Job Details

Home

URGENT NEED ----- Site Reliability Engineer (SRE) Alpharetta GA Onsite - Locals at Alpharetta, Georgia, USA

Email: [email protected]

From:

Alex keylor,

NAVTECH INC

[email protected]

Reply to:   [email protected]

I have an opportunity for " Site Reliability Engineer (SRE)     Alpharetta GA Onsite - Locals "  and I am looking for a candidate who can join Immediately if you are interested, reply to me with your updated resume or if you could refer someone I would really appreciate it.

Position : Site Reliability Engineer (SRE)

Location : Alpharetta GA Onsite

Duration : 6+ Months

Visa Status : Any - No OPT

Need local to GA F2F Interview Required

Job Description:

Seeking an experienced Site Reliability Engineer who can operate independently with limited guidance and oversight. This individual will be passionate about end-user experience and will be part of a tight-knit, distributed engineering team developing and delivering a comprehensive data operations management solution for Client Data Fabric Platform. SRE is a critical role in the entire SDLC from coding, scaling, and ensuring production stability that includes responding to on-call incidents.

Data Fabric is a GCP cloud-native modern data management platform which allows Client to acquire and curate data, provide entity resolution, and ingest into a single environment. It is deployed globally in multiple regions, highly secured and complies with regional and internal regulatory controls with strict governance and oversight. Business units, Data Scientists and many other stakeholders use APIs to consume data managed by the Data Fabric and operate data exchanges to monetize data through B2B and B2C channels.

Data operations management solution consists of:

         A web portal UI/UX that provides a single point of access to all data management and data reliability engineering

         A suite of backend API services that services the UI and integrates with low-level Data Fabric and other third-party system APIs

         Modern data lakehouse (data lake, data warehouse, batch and streaming ELT pipelines)

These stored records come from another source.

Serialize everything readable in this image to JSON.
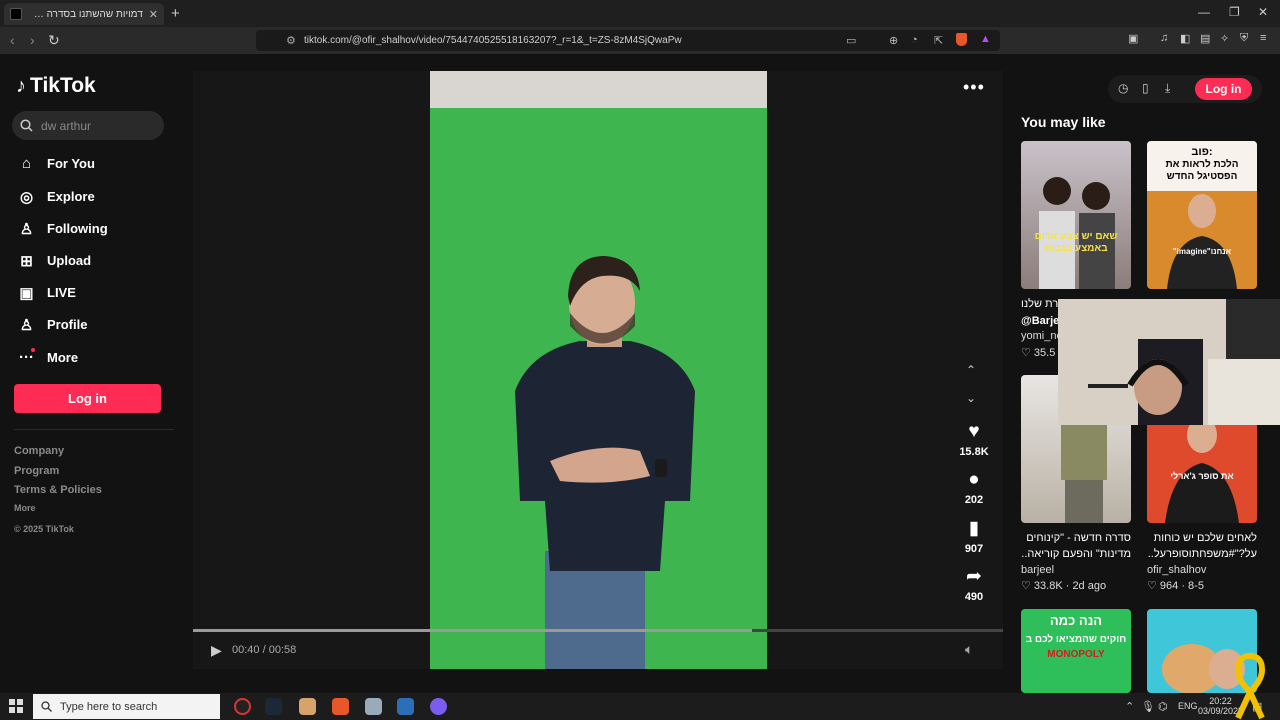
{
  "browser": {
    "tab_title": "דמויות שהשתנו בסדרה ארתור | ...",
    "url": "tiktok.com/@ofir_shalhov/video/7544740525518163207?_r=1&_t=ZS-8zM4SjQwaPw",
    "new_tab": "+",
    "close_tab": "✕"
  },
  "tiktok": {
    "logo": "TikTok",
    "search_value": "dw arthur",
    "nav": [
      {
        "label": "For You",
        "icon": "home-icon"
      },
      {
        "label": "Explore",
        "icon": "compass-icon"
      },
      {
        "label": "Following",
        "icon": "person-follow-icon"
      },
      {
        "label": "Upload",
        "icon": "plus-square-icon"
      },
      {
        "label": "LIVE",
        "icon": "tv-icon"
      },
      {
        "label": "Profile",
        "icon": "person-icon"
      },
      {
        "label": "More",
        "icon": "more-icon"
      }
    ],
    "login_label": "Log in",
    "footer": [
      "Company",
      "Program",
      "Terms & Policies",
      "More",
      "© 2025 TikTok"
    ],
    "accent_color": "#fe2c55"
  },
  "video": {
    "time": "00:40 / 00:58",
    "progress": 0.69,
    "likes": "15.8K",
    "comments": "202",
    "saves": "907",
    "shares": "490",
    "author": "ofir_shalhov"
  },
  "sidebar_right": {
    "login_label": "Log in",
    "heading": "You may like",
    "thumbs": [
      {
        "overlay": "שאם יש צבע אדום באמצע בגבות",
        "caption": "ורת שלנו",
        "caption2": "@Barje",
        "user": "yomi_ne",
        "meta": "♡ 35.5"
      },
      {
        "overlay_top": "פוב:",
        "overlay": "הלכת לראות את הפסטיגל החדש",
        "overlay_bottom": "\"imagine\"אנחנו",
        "caption": "",
        "caption2": "",
        "user": "",
        "meta": ""
      },
      {
        "overlay": "",
        "caption": "סדרה חדשה - \"קינוחים",
        "caption2": "מדינות\" והפעם קוריאה...",
        "user": "barjeel",
        "meta": "♡ 33.8K · 2d ago"
      },
      {
        "overlay": "את סופר ג'ארלי",
        "caption": "לאחים שלכם יש כוחות",
        "caption2": "על?\"#משפחתוסופרעל...",
        "user": "ofir_shalhov",
        "meta": "♡ 964 · 8-5"
      },
      {
        "overlay_top": "הנה כמה",
        "overlay": "חוקים שהמציאו לכם ב",
        "overlay_bottom": "MONOPOLY",
        "caption": "",
        "caption2": "",
        "user": "",
        "meta": ""
      },
      {
        "overlay": "",
        "caption": "",
        "caption2": "",
        "user": "",
        "meta": ""
      }
    ]
  },
  "taskbar": {
    "search_placeholder": "Type here to search",
    "lang": "ENG",
    "time": "20:22",
    "date": "03/09/2025"
  }
}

The data operations roadmap envisions a set of rich management capabilities including:

         Serves a large community of geographically dispersed data operations stakeholders

         Data quality and observability management to detect, alert, and prevent data anomalies

         Troubleshooting, triaging and resolving data and data pipeline issues

         OLAP, batch and streaming big data processing, and BI reporting

         MLOps

         Real-time dashboards, alerting and notifications, case management, user/group management, AuthZ, and many other foundational capabilities

Tech Stack

         Frontend: Angular 17+, JavaScript, TypeScript, HTML, SCSS, Webpack Module Federation, Tailwinds CSS, Angular Material, Angular Elements

         Backend: Java (JDK 17+), Spring Framework 6.X.X, Spring Boot 3.X.X, NestJS 10.X.X, REST and GraphQL microservices, NodeJS

         Tools & Frameworks: Nx build management, Monorepo architecture, Jenkins CI/CD, Fortify, Sonar, GitHub

         Cloud & Data: GCP (GKE, Composer + Airflow, Dataflow + Apache Beam, BigQuery, BigTable, Firestore, GCS, PubSub, Vertex AI), Terraform, Helm Charts, GitOps

         Other Technologies: Websockets, SSE, event-driven architecture

Environment

         Culture: Fast-paced, creative, results-oriented

         Team Structure: Agile, working in 2-week sprints using Aha and Jira for project management

         Expectations: Self-starters who can work independently with limited guidance, delivering solutions that end-users value and love

General Responsibilities

         Contribute to Development Activities: SRE is expected to participate in SDLC activities that include design, develop, test, deploy, and operate, covering both frontend and backend

         Cross-Functional Work: Collaborate with global teams to integrate with existing internal systems and GCP cloud

         Issue Resolution: Triage and resolve product or system issues, ensuring quality and performance

         Documentation: Write technical documentation, support guides, and run books

         Agile Practices: Participate in sprint planning, retrospectives, and other agile activities

         Compliance: Ensure software meets secure development guidelines and engineering standards

SRE Accountability

         General: Use coding, automation, and software engineering principles to ensure scalability, performance, and reliability efficiently and toil-free

         IAC: Build infrastructure as code (IAC) patterns that meet security and engineering standards using one or more technologies (Terraform, scripting with cloud CLI, and programming with cloud SDK)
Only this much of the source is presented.